Two of the company's platinum oldies will bring the curtain up at the ImaginOn theaters. The Lion, the Witch and the Wardrobe opens at the McColl on October 14, with artistic director Alan Poindexter revisiting the C.S. Lewis classic, and the Tarradiddle Players unearth The Velveteen Rabbit at the Wachovia two weeks later.

Bringing The Mountain

Well, even if I've been a card-carrying Loafer for over 18 years, I wasn't going to wait until October for my first peep at Charlotte's newest theaters. I invited myself over to both CP and ImaginOn earlier this month. Hollis and Poindexter were more than eager to give me the tour, as proud as first-time parents and as gleeful as playmates.

After chewing on the well-publicized demise of Charlotte Repertory Theatre for over five months, I admit to feeling buoyed by the balm offered by the Halton, the McColl and the Wachovia -- and hopeful that promising seeds for the future will sprout in these playgrounds. Susan Knowlson and Patrick Ratchford, who will star at the Halton as the preternaturally perky Maria and the terminally sober Captain von Trapp, eagerly took up my invitation to see the new hall for the first time.

Both were inclined to accentuate the positive. With good reason. While other Charlotte theater dreams have withered and died, theirs have blossomed. A year ago, Knowlson and Ratchford launched the fall season at CP's panoramic Pease Auditorium in The Last Five Years. Accompanied by a five-piece band, they played to small but enthusiastic crowds on a shoestring budget -- carrying the entire show on their able shoulders.

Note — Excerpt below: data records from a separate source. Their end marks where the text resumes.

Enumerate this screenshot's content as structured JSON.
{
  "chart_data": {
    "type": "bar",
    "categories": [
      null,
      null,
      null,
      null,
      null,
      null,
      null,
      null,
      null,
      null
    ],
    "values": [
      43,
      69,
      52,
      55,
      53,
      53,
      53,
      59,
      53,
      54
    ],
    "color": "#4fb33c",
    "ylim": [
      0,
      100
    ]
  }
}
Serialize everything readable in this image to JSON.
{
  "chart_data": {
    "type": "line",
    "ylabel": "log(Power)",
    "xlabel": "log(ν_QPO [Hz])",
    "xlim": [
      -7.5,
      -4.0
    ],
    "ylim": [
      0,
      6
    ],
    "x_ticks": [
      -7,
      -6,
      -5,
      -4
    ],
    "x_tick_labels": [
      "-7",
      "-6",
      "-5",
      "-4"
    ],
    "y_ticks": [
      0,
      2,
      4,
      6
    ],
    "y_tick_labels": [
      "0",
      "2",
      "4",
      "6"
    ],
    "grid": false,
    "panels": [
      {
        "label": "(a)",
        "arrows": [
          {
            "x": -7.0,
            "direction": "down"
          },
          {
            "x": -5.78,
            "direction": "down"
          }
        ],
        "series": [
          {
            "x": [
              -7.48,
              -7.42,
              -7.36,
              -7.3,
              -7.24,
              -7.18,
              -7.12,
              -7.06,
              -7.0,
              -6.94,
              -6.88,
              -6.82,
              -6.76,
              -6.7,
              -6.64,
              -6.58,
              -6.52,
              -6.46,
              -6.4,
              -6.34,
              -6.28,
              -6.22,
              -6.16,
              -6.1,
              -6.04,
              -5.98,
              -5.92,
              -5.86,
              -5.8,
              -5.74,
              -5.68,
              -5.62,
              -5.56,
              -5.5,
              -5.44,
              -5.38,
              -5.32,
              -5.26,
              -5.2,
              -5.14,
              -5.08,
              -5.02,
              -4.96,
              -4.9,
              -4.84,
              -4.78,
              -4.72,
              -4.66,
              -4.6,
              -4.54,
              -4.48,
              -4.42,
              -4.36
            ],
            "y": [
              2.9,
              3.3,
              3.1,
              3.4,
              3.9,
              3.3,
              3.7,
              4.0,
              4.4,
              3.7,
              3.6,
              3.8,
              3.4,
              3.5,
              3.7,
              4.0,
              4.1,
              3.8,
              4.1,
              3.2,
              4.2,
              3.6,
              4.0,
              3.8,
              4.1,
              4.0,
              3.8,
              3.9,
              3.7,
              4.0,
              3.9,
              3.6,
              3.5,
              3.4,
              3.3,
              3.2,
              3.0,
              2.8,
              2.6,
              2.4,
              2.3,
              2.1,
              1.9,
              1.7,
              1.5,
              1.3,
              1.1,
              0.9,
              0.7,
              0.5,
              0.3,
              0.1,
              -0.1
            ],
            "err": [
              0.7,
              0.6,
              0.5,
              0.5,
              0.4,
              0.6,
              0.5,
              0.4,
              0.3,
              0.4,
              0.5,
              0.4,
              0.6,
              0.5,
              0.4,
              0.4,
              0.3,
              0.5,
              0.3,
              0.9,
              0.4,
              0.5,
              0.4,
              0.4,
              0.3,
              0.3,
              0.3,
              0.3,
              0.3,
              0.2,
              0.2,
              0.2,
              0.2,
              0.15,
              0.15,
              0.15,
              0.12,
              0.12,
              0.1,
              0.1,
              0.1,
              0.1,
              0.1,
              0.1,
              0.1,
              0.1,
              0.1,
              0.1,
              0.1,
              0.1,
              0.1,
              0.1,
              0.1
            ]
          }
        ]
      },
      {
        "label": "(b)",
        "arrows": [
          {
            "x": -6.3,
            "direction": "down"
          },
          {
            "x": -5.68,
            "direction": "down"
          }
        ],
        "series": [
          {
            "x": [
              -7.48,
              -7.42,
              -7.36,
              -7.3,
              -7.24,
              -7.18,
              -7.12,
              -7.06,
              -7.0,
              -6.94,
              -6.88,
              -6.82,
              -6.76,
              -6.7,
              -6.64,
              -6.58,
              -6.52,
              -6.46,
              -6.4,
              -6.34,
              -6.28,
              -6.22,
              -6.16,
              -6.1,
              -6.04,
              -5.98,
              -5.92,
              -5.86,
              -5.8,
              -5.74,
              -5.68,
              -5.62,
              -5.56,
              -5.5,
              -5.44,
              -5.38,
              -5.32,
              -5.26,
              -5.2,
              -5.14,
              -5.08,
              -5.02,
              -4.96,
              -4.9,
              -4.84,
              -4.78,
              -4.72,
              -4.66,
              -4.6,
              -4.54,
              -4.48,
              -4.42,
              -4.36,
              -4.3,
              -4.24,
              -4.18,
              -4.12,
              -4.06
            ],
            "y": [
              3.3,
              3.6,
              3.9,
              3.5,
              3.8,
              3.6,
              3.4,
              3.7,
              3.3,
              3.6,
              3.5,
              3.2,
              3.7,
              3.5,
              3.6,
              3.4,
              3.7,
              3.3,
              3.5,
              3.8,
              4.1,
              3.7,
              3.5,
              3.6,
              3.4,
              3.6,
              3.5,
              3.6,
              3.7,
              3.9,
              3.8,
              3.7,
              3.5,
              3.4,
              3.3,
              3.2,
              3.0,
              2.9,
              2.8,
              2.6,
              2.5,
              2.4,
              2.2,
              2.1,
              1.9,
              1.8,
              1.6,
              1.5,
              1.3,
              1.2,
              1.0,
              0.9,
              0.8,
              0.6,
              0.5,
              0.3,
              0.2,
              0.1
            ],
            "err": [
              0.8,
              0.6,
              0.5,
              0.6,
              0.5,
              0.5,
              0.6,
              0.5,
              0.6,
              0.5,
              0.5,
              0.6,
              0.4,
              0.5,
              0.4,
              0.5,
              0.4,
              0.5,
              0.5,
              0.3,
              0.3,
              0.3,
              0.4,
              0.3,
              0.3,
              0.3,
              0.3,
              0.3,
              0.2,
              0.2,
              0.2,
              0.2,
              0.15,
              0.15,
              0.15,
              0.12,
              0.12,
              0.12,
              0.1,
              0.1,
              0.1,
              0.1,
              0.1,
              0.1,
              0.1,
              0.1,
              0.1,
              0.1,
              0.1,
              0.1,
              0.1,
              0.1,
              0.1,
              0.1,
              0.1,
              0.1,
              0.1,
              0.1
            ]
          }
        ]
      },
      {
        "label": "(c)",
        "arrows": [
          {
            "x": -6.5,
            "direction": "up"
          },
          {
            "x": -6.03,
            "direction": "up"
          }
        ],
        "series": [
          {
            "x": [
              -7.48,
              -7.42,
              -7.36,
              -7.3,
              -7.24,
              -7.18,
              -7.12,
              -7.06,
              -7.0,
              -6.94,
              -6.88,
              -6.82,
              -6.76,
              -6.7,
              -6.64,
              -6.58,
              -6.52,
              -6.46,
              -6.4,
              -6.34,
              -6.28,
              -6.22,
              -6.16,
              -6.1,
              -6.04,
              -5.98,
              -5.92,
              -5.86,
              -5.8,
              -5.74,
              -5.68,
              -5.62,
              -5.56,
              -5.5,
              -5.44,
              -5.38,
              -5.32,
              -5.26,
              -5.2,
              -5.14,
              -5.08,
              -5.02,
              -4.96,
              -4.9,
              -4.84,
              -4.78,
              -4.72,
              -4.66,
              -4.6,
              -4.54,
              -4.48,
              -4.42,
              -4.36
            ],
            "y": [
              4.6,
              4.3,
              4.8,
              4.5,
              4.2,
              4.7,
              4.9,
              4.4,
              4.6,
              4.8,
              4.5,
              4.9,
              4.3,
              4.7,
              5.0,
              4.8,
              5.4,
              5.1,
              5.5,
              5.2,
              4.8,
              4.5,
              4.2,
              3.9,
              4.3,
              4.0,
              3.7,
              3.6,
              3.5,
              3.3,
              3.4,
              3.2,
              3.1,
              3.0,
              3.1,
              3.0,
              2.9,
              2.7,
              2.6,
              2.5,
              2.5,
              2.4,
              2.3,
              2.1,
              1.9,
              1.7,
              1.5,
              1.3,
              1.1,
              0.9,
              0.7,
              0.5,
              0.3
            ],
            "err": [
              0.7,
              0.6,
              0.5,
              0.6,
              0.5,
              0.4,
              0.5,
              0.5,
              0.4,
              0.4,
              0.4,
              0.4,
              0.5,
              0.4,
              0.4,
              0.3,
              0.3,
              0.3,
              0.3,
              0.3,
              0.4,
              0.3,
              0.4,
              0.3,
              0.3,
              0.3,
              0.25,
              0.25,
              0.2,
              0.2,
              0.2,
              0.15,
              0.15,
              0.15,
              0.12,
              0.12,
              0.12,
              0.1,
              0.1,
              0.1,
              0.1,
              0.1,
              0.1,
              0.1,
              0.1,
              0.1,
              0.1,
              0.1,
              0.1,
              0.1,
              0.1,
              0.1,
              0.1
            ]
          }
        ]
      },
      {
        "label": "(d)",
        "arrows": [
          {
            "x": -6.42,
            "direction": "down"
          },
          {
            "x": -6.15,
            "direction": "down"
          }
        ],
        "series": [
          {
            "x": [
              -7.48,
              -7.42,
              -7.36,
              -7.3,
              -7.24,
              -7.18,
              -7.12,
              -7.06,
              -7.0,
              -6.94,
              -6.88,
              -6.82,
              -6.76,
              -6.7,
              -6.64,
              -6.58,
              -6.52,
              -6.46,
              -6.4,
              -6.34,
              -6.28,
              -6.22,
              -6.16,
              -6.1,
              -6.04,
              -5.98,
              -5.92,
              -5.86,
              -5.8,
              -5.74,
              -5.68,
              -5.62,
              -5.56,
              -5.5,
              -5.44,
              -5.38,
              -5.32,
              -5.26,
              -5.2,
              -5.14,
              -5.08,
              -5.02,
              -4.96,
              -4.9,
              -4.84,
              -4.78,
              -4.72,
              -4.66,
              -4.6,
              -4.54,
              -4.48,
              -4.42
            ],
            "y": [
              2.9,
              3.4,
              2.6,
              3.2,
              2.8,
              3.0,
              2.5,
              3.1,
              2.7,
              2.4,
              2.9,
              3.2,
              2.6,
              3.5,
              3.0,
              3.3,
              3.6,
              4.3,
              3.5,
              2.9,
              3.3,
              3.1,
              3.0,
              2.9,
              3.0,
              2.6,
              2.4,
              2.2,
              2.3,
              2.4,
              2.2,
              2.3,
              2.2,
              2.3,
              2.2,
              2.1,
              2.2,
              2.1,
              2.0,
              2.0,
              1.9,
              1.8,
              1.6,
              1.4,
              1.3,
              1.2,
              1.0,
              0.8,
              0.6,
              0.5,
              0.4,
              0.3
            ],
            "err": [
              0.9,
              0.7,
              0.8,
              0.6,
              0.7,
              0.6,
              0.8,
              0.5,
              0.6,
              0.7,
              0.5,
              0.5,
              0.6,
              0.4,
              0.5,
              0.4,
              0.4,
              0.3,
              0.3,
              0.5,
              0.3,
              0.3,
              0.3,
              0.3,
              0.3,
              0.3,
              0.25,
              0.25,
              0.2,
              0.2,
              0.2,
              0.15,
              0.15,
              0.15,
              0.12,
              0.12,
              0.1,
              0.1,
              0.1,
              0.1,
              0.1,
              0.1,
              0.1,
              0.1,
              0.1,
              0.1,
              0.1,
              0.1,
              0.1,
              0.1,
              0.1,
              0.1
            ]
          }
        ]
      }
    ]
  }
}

Now they're at the center of history, starring in what promises to be a lavish production, surrounded by a stage full of nuns and kids and villagers, accompanied by two dozen musicians, facing a packed house.

"I knew it was big," says Knowlson, marveling at the new hall. "I didn't know it was going to be so pretty. It's very traditional, which I love. I think The Sound of Music is going to be a great opening for this theater. There definitely is still theater going on. I feel so blessed and lucky to be able to do such contrasting pieces within almost a year. And I know everyone is not as lucky, but I can't imagine being more fulfilled by two pieces of theater. Both dreams for me. I have had an amazing year. So I cannot complain at all."

"There's plenty of theater going on," Ratchford chimes in. "No one can say there's nothing to do in this town as far as auditioning for shows or going to see them. This past week at City Stage, they were packed. We're finally able to sustain Forever Plaid downtown, Menopause is still doing well. So I think that says something for the folks in Charlotte, that they're ready to get out and support theater."